Living Hot-Water Bottle
Q. “Rab” Butler, Churchill’s Minister of Education (1941-45) and Chancellor of the Exchequer (1951-55), recalled that Churchill once told him he was doing less for the war effort than Churchill’s grey cat Nelson, who saved fuel and power by acting as a Prime Ministerial hot-water bottle. True?
A. Yes. Butler said this in a speech to the Rt. Hon. Sir Winston Spencer Churchill Society of Edmonton, Alberta. (This was the original Churchill Society, the only one sanctioned by Churchill personally). Butler spoke at their annual dinner on 6 May 1968. His speech is reprinted in The Heroic Memory, vol. 1, speeches from 1965 to 1989. Butler recalled that had drafted a paper for Churchill to sign, which the PM found unsatisfactory:
I saw him at an early hour of the morning having had very little sleep, but he dismissed my efforts immediately, saying that his cat could do more for the war effort than your humble servant. I asked him why, and he said, “At any rate, my cat is at least a hot water bottle to me, and you do damn little for the war effort.” But in the end, when he drafted the paragraphs they were far superior to mine.

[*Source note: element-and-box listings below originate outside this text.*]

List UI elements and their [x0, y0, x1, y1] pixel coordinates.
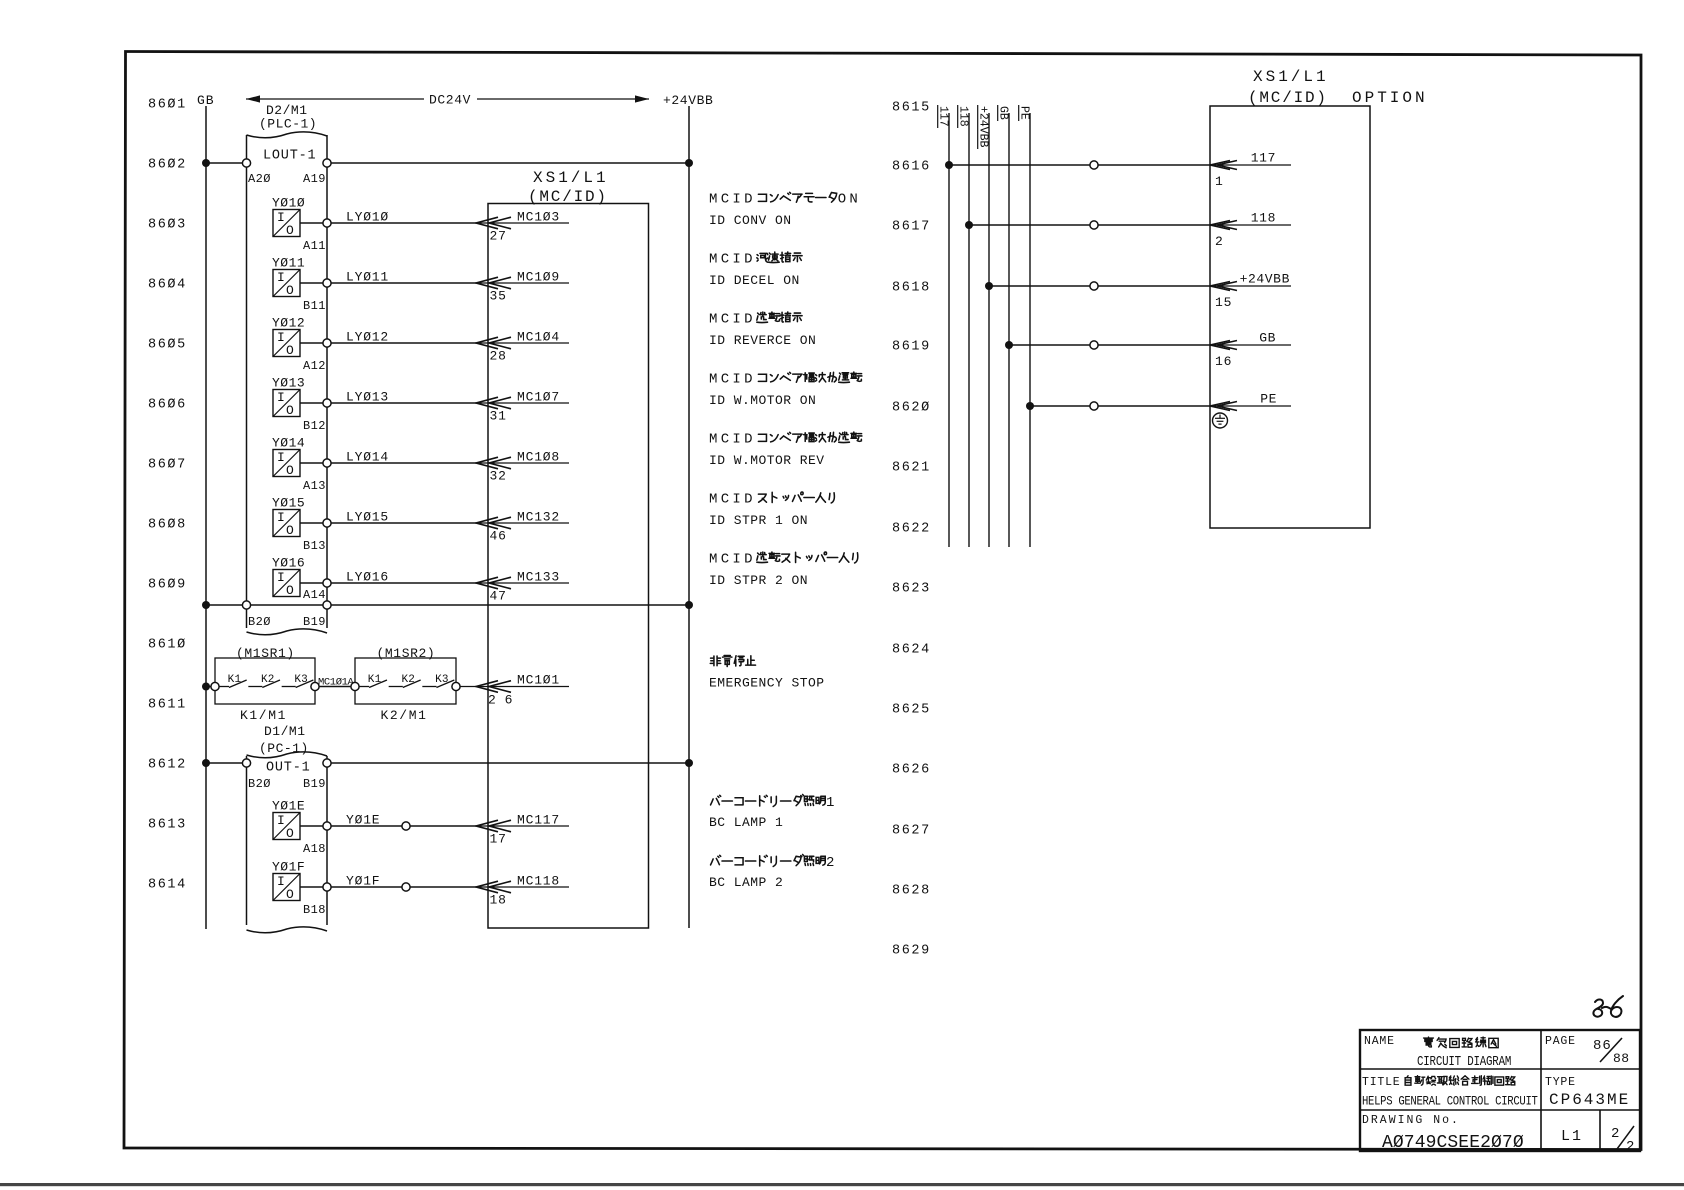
wire LY016 — [331, 570, 476, 585]
svg-text:8613: 8613 — [148, 818, 187, 833]
svg-text:I: I — [732, 432, 740, 448]
pin 32 wire MC108 — [476, 450, 569, 484]
node junction GB — [1090, 341, 1098, 349]
svg-text:YØ1Ø: YØ1Ø — [272, 196, 305, 211]
pin A11 — [303, 219, 331, 253]
svg-text:C: C — [721, 372, 729, 388]
node junction Y01F — [402, 883, 410, 891]
svg-text:(PC-1): (PC-1) — [259, 741, 309, 756]
pin A20 — [242, 159, 270, 186]
svg-text:I: I — [277, 450, 285, 465]
svg-text:35: 35 — [490, 289, 507, 304]
node junction +24VBB — [1090, 282, 1098, 290]
svg-text:(MC/ID): (MC/ID) — [1248, 89, 1328, 107]
svg-text:28: 28 — [490, 349, 507, 364]
svg-text:O: O — [286, 583, 294, 598]
svg-text:C: C — [721, 252, 729, 268]
svg-text:8624: 8624 — [892, 643, 931, 658]
svg-text:27: 27 — [490, 229, 507, 244]
svg-text:YØ11: YØ11 — [272, 256, 305, 271]
svg-text:I: I — [732, 192, 740, 208]
pin A13 — [303, 459, 331, 493]
svg-text:MC132: MC132 — [517, 510, 560, 525]
label ID STPR 1 ON — [709, 492, 834, 529]
svg-text:CIRCUIT DIAGRAM: CIRCUIT DIAGRAM — [1417, 1054, 1511, 1070]
pin B12 — [303, 399, 331, 433]
svg-text:861Ø: 861Ø — [148, 638, 187, 653]
title block TYPE cell — [1545, 1076, 1630, 1109]
label ID STPR 2 ON — [709, 552, 858, 589]
svg-text:C: C — [721, 492, 729, 508]
svg-text:LYØ16: LYØ16 — [346, 570, 389, 585]
title block sheet L1 — [1561, 1128, 1583, 1145]
svg-text:MC1Ø8: MC1Ø8 — [517, 450, 560, 465]
pin 1 (117) — [1210, 151, 1291, 190]
svg-text:C: C — [721, 312, 729, 328]
svg-text:MC1Ø3: MC1Ø3 — [517, 210, 560, 225]
svg-text:15: 15 — [1215, 295, 1232, 310]
svg-text:O: O — [286, 523, 294, 538]
svg-text:M: M — [709, 552, 717, 568]
svg-text:8615: 8615 — [892, 101, 931, 116]
svg-text:K3: K3 — [435, 674, 449, 686]
svg-text:ID STPR 2 ON: ID STPR 2 ON — [709, 573, 808, 588]
svg-text:OPTION: OPTION — [1352, 89, 1428, 107]
wire Y01E — [331, 813, 476, 828]
pin PE with protective earth symbol — [1210, 392, 1291, 429]
wire LY013 — [331, 390, 476, 405]
svg-text:GB: GB — [197, 93, 215, 108]
svg-text:A12: A12 — [303, 359, 326, 373]
svg-text:C: C — [721, 192, 729, 208]
I/O module Y012 — [272, 316, 323, 359]
svg-text:86Ø2: 86Ø2 — [148, 158, 187, 173]
svg-text:K1: K1 — [228, 674, 242, 686]
svg-text:CP643ME: CP643ME — [1549, 1091, 1630, 1109]
svg-text:ID CONV ON: ID CONV ON — [709, 213, 792, 228]
svg-text:K1/M1: K1/M1 — [240, 708, 287, 723]
net PE (option bus) — [1017, 105, 1030, 547]
svg-text:86Ø6: 86Ø6 — [148, 398, 187, 413]
node junction Y01E — [402, 822, 410, 830]
svg-text:B13: B13 — [303, 539, 326, 553]
pin A19 — [303, 159, 331, 186]
svg-text:GB: GB — [1259, 331, 1276, 346]
pin 17 wire MC117 — [476, 813, 569, 847]
pin B19 — [303, 601, 331, 629]
pin B11 — [303, 279, 331, 313]
svg-text:2: 2 — [1626, 1139, 1635, 1155]
svg-text:I: I — [277, 874, 285, 889]
svg-text:K2/M1: K2/M1 — [381, 708, 428, 723]
svg-text:A13: A13 — [303, 479, 326, 493]
svg-text:LYØ1Ø: LYØ1Ø — [346, 210, 389, 225]
svg-text:8627: 8627 — [892, 824, 931, 839]
svg-text:A2Ø: A2Ø — [248, 172, 271, 186]
svg-text:YØ1F: YØ1F — [346, 874, 380, 889]
svg-text:TITLE: TITLE — [1362, 1076, 1401, 1089]
svg-text:M: M — [709, 312, 717, 328]
svg-text:N: N — [849, 192, 857, 208]
svg-text:D: D — [744, 492, 752, 508]
pin B13 — [303, 519, 331, 553]
svg-text:B19: B19 — [303, 777, 326, 791]
svg-text:M: M — [709, 492, 717, 508]
net 118 (option bus) — [956, 105, 969, 547]
svg-text:K1: K1 — [368, 674, 382, 686]
svg-text:O: O — [286, 463, 294, 478]
svg-text:B18: B18 — [303, 903, 326, 917]
svg-text:MC1Ø1: MC1Ø1 — [517, 673, 560, 688]
I/O module Y010 — [272, 196, 323, 239]
net 117 (option bus) — [936, 105, 949, 547]
svg-text:I: I — [277, 813, 285, 828]
svg-text:MC1Ø4: MC1Ø4 — [517, 330, 560, 345]
svg-text:8625: 8625 — [892, 703, 931, 718]
svg-text:M: M — [709, 432, 717, 448]
svg-text:86Ø9: 86Ø9 — [148, 578, 187, 593]
svg-text:NAME: NAME — [1364, 1035, 1395, 1048]
pin B20 (OUT-1) — [242, 759, 270, 791]
svg-text:ID STPR 1 ON: ID STPR 1 ON — [709, 513, 808, 528]
svg-text:8618: 8618 — [892, 281, 931, 296]
svg-text:D1/M1: D1/M1 — [264, 724, 306, 739]
svg-text:K3: K3 — [294, 674, 308, 686]
connector XS1/L1 (MC/ID) OPTION — [1210, 68, 1428, 528]
label BC LAMP 2 — [709, 855, 834, 891]
svg-text:O: O — [286, 826, 294, 841]
node junction 118 — [1090, 221, 1098, 229]
node junction PE — [1090, 402, 1098, 410]
scan edge strip — [0, 1183, 1684, 1186]
svg-text:O: O — [286, 343, 294, 358]
pin A12 — [303, 339, 331, 373]
PLC connector D2/M1 (PLC-1) LOUT-1 — [247, 103, 328, 635]
svg-text:HELPS GENERAL CONTROL CIRCUIT: HELPS GENERAL CONTROL CIRCUIT — [1362, 1093, 1538, 1108]
wire LY014 — [331, 450, 476, 465]
wire Y01F — [331, 874, 476, 889]
pin 47 wire MC133 — [476, 570, 569, 604]
svg-text:C: C — [721, 432, 729, 448]
I/O module Y011 — [272, 256, 323, 299]
svg-text:2 6: 2 6 — [488, 693, 513, 708]
svg-text:1: 1 — [826, 795, 834, 811]
svg-text:BC LAMP 1: BC LAMP 1 — [709, 815, 783, 830]
net GB (option bus) — [996, 105, 1009, 547]
pin 2 (118) — [1210, 211, 1291, 250]
svg-text:B2Ø: B2Ø — [248, 777, 271, 791]
wire LY010 — [331, 210, 476, 225]
svg-text:LYØ11: LYØ11 — [346, 270, 389, 285]
pin 28 wire MC104 — [476, 330, 569, 364]
svg-text:YØ15: YØ15 — [272, 496, 305, 511]
svg-text:8611: 8611 — [148, 698, 187, 713]
svg-text:YØ12: YØ12 — [272, 316, 305, 331]
wire 8611 emergency stop chain — [202, 683, 351, 691]
svg-text:LYØ12: LYØ12 — [346, 330, 389, 345]
svg-text:88: 88 — [1613, 1051, 1630, 1066]
svg-text:O: O — [286, 283, 294, 298]
pin 27 wire MC103 — [476, 210, 569, 244]
svg-text:(M1SR2): (M1SR2) — [377, 646, 436, 661]
svg-text:D: D — [744, 552, 752, 568]
svg-text:BC LAMP 2: BC LAMP 2 — [709, 875, 783, 890]
pin 35 wire MC109 — [476, 270, 569, 304]
title block TITLE cell — [1362, 1076, 1538, 1109]
svg-text:A11: A11 — [303, 239, 326, 253]
pin 16 (GB) — [1210, 331, 1291, 370]
svg-text:O: O — [286, 887, 294, 902]
svg-text:8628: 8628 — [892, 884, 931, 899]
svg-text:B2Ø: B2Ø — [248, 615, 271, 629]
svg-text:17: 17 — [490, 832, 507, 847]
relay contacts M1SR1 (K1/M1) — [211, 646, 319, 723]
svg-text:D: D — [744, 372, 752, 388]
svg-text:86Ø4: 86Ø4 — [148, 278, 187, 293]
svg-text:86Ø8: 86Ø8 — [148, 518, 187, 533]
svg-text:862Ø: 862Ø — [892, 401, 931, 416]
svg-text:LYØ13: LYØ13 — [346, 390, 389, 405]
svg-text:(PLC-1): (PLC-1) — [259, 117, 317, 132]
svg-text:YØ1E: YØ1E — [346, 813, 380, 828]
svg-text:C: C — [721, 552, 729, 568]
svg-text:ID W.MOTOR ON: ID W.MOTOR ON — [709, 393, 816, 408]
svg-text:86Ø7: 86Ø7 — [148, 458, 187, 473]
pin 15 (+24VBB) — [1210, 272, 1291, 311]
svg-text:A14: A14 — [303, 588, 326, 602]
label ID W.MOTOR REV — [709, 432, 862, 469]
svg-text:M: M — [709, 192, 717, 208]
svg-text:2: 2 — [826, 855, 834, 871]
svg-text:I: I — [732, 552, 740, 568]
pin 26 wire MC101 — [460, 673, 569, 708]
wire 8602 GB to +24VBB through LOUT-1 — [202, 159, 693, 167]
svg-text:I: I — [732, 312, 740, 328]
svg-text:1: 1 — [1215, 174, 1224, 189]
svg-text:(M1SR1): (M1SR1) — [236, 646, 295, 661]
wire row 8617 (118) — [965, 221, 1210, 229]
svg-text:D: D — [744, 252, 752, 268]
I/O module Y013 — [272, 376, 323, 419]
svg-text:M: M — [709, 252, 717, 268]
pin 18 wire MC118 — [476, 874, 569, 908]
svg-text:2: 2 — [1215, 234, 1224, 249]
svg-text:EMERGENCY STOP: EMERGENCY STOP — [709, 676, 825, 691]
svg-text:+24VBB: +24VBB — [1240, 272, 1290, 287]
svg-text:LYØ15: LYØ15 — [346, 510, 389, 525]
svg-text:8629: 8629 — [892, 944, 931, 959]
svg-text:B19: B19 — [303, 615, 326, 629]
svg-text:I: I — [277, 270, 285, 285]
svg-text:8614: 8614 — [148, 878, 187, 893]
svg-text:46: 46 — [490, 529, 507, 544]
svg-text:I: I — [277, 210, 285, 225]
svg-text:YØ13: YØ13 — [272, 376, 305, 391]
wire LY011 — [331, 270, 476, 285]
svg-text:31: 31 — [490, 409, 507, 424]
svg-text:XS1/L1: XS1/L1 — [533, 169, 609, 187]
wire row 8616 (117) — [945, 161, 1210, 169]
svg-text:DRAWING No.: DRAWING No. — [1362, 1114, 1460, 1127]
title block DRAWING No cell — [1362, 1114, 1524, 1153]
label ID W.MOTOR ON — [709, 372, 862, 409]
svg-text:DC24V: DC24V — [429, 93, 471, 108]
title block sheet 2/2 — [1611, 1126, 1635, 1155]
svg-text:K2: K2 — [261, 674, 275, 686]
PLC connector D1/M1 (PC-1) OUT-1 — [247, 724, 328, 933]
svg-text:XS1/L1: XS1/L1 — [1253, 68, 1329, 86]
svg-text:L1: L1 — [1561, 1128, 1583, 1145]
svg-text:47: 47 — [490, 589, 507, 604]
I/O module Y01F — [272, 860, 323, 903]
svg-text:YØ16: YØ16 — [272, 556, 305, 571]
svg-text:32: 32 — [490, 469, 507, 484]
pin 31 wire MC107 — [476, 390, 569, 424]
relay contacts M1SR2 (K2/M1) — [351, 646, 460, 723]
svg-text:I: I — [277, 510, 285, 525]
svg-text:D: D — [744, 432, 752, 448]
svg-text:O: O — [286, 403, 294, 418]
svg-text:I: I — [732, 372, 740, 388]
I/O module Y01E — [272, 799, 323, 842]
svg-text:A18: A18 — [303, 842, 326, 856]
label ID DECEL ON — [709, 252, 802, 289]
I/O module Y016 — [272, 556, 323, 599]
connector XS1/L1 (MC/ID) — [488, 169, 649, 928]
svg-text:I: I — [277, 570, 285, 585]
svg-text:I: I — [277, 390, 285, 405]
pin B20 — [242, 601, 270, 629]
label ID CONV ON — [709, 192, 858, 229]
svg-text:118: 118 — [1251, 211, 1276, 226]
svg-text:YØ1F: YØ1F — [272, 860, 305, 875]
svg-text:ID W.MOTOR REV: ID W.MOTOR REV — [709, 453, 825, 468]
svg-text:K2: K2 — [401, 674, 415, 686]
svg-text:8623: 8623 — [892, 582, 931, 597]
svg-text:117: 117 — [1251, 151, 1276, 166]
svg-text:MC1Ø9: MC1Ø9 — [517, 270, 560, 285]
wire DC24V span arrow — [246, 93, 649, 108]
svg-text:D: D — [744, 192, 752, 208]
svg-text:B11: B11 — [303, 299, 326, 313]
svg-text:2: 2 — [1611, 1126, 1620, 1142]
svg-text:D: D — [744, 312, 752, 328]
svg-text:O: O — [838, 192, 846, 208]
svg-text:YØ1E: YØ1E — [272, 799, 305, 814]
line number labels 8615-8629 — [892, 101, 931, 959]
svg-text:MC133: MC133 — [517, 570, 560, 585]
svg-text:LYØ14: LYØ14 — [346, 450, 389, 465]
svg-text:+24VBB: +24VBB — [663, 93, 713, 108]
svg-text:I: I — [277, 330, 285, 345]
svg-text:ID REVERCE ON: ID REVERCE ON — [709, 333, 816, 348]
svg-text:8616: 8616 — [892, 160, 931, 175]
svg-text:8612: 8612 — [148, 758, 187, 773]
net +24VBB (option bus) — [976, 105, 989, 547]
svg-text:I: I — [732, 252, 740, 268]
title block NAME cell — [1364, 1035, 1511, 1069]
label EMERGENCY STOP — [709, 656, 825, 691]
label BC LAMP 1 — [709, 795, 834, 831]
svg-text:TYPE: TYPE — [1545, 1076, 1576, 1089]
title block frame — [1360, 1030, 1640, 1151]
svg-text:MC118: MC118 — [517, 874, 560, 889]
svg-text:LOUT-1: LOUT-1 — [263, 149, 316, 164]
svg-text:PE: PE — [1260, 392, 1277, 407]
svg-text:YØ14: YØ14 — [272, 436, 305, 451]
svg-text:86Ø3: 86Ø3 — [148, 218, 187, 233]
wire row 8619 (GB) — [1005, 341, 1210, 349]
svg-text:AØ749CSEE2Ø7Ø: AØ749CSEE2Ø7Ø — [1382, 1133, 1524, 1153]
svg-text:16: 16 — [1215, 354, 1232, 369]
label ID REVERCE ON — [709, 312, 816, 349]
svg-text:MC1Ø1A: MC1Ø1A — [318, 677, 355, 689]
wire row 8618 (+24VBB) — [985, 282, 1210, 290]
svg-text:86Ø5: 86Ø5 — [148, 338, 187, 353]
svg-text:OUT-1: OUT-1 — [266, 761, 311, 776]
svg-text:M: M — [709, 372, 717, 388]
svg-text:8617: 8617 — [892, 220, 931, 235]
svg-text:8622: 8622 — [892, 522, 931, 537]
svg-text:8626: 8626 — [892, 763, 931, 778]
svg-text:A19: A19 — [303, 172, 326, 186]
svg-text:I: I — [732, 492, 740, 508]
wire row 8620 (PE) — [1026, 402, 1210, 410]
svg-text:O: O — [286, 223, 294, 238]
wire common return B20-B19 — [202, 601, 693, 609]
I/O module Y014 — [272, 436, 323, 479]
svg-text:MC1Ø7: MC1Ø7 — [517, 390, 560, 405]
net GB (left supply rail) — [197, 93, 215, 929]
pin A14 — [303, 579, 331, 602]
pin B19 (OUT-1) — [303, 759, 331, 791]
svg-text:8621: 8621 — [892, 461, 931, 476]
node junction 117 — [1090, 161, 1098, 169]
pin 46 wire MC132 — [476, 510, 569, 544]
svg-text:B12: B12 — [303, 419, 326, 433]
title block PAGE cell — [1545, 1035, 1630, 1066]
svg-text:86Ø1: 86Ø1 — [148, 98, 187, 113]
wire 8612 — [202, 759, 693, 767]
line number labels 8601-8614 — [148, 98, 187, 893]
I/O module Y015 — [272, 496, 323, 539]
wire LY015 — [331, 510, 476, 525]
wire LY012 — [331, 330, 476, 345]
svg-text:18: 18 — [490, 893, 507, 908]
svg-text:MC117: MC117 — [517, 813, 560, 828]
svg-text:PAGE: PAGE — [1545, 1035, 1576, 1048]
net +24VBB (right supply rail) — [663, 93, 713, 928]
svg-text:8619: 8619 — [892, 340, 931, 355]
pin B18 — [303, 883, 331, 917]
svg-text:ID DECEL ON: ID DECEL ON — [709, 273, 800, 288]
pin A18 — [303, 822, 331, 856]
handwritten page mark 86 — [1593, 996, 1623, 1017]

Not an idea but a coincidence
WSC: “Sawyers, where is my hot-water bottle?”Sawyers: “You are sitting on it, sir. Not a very good idea.”WSC: “It’s not an idea, it’s a coincidence.”
Rolled up like a hedgehog
“We arrived well up to schedule by 10 a.m. There we were met by General de Lattre, the Préfet, the Mayor and a mass of other officials. Outside the station a band, a guard of honour and a large crowd. We solemnly stood in the snow whilst most of “God Save the King,” the “Stars and Stripes” and “La Marseillaise” were played through.Winston at lunch. He arrived completely frozen and almost rolled up on himself like a hedgehog. He was placed in a chair with a hot-water-bottle at his feet and one in the back of his chair; at the same time good brandy was poured down his throat to warm him internally. The results were wonderful, he thawed out rapidly and when the time came produced one of those indescribably funny French speeches which brought the house down.
I am going to give you a warning: be on your guard, because I am going to speak, or try to speak, in French, a formidable undertaking and one which will put great demands on your friendship for Great Britain.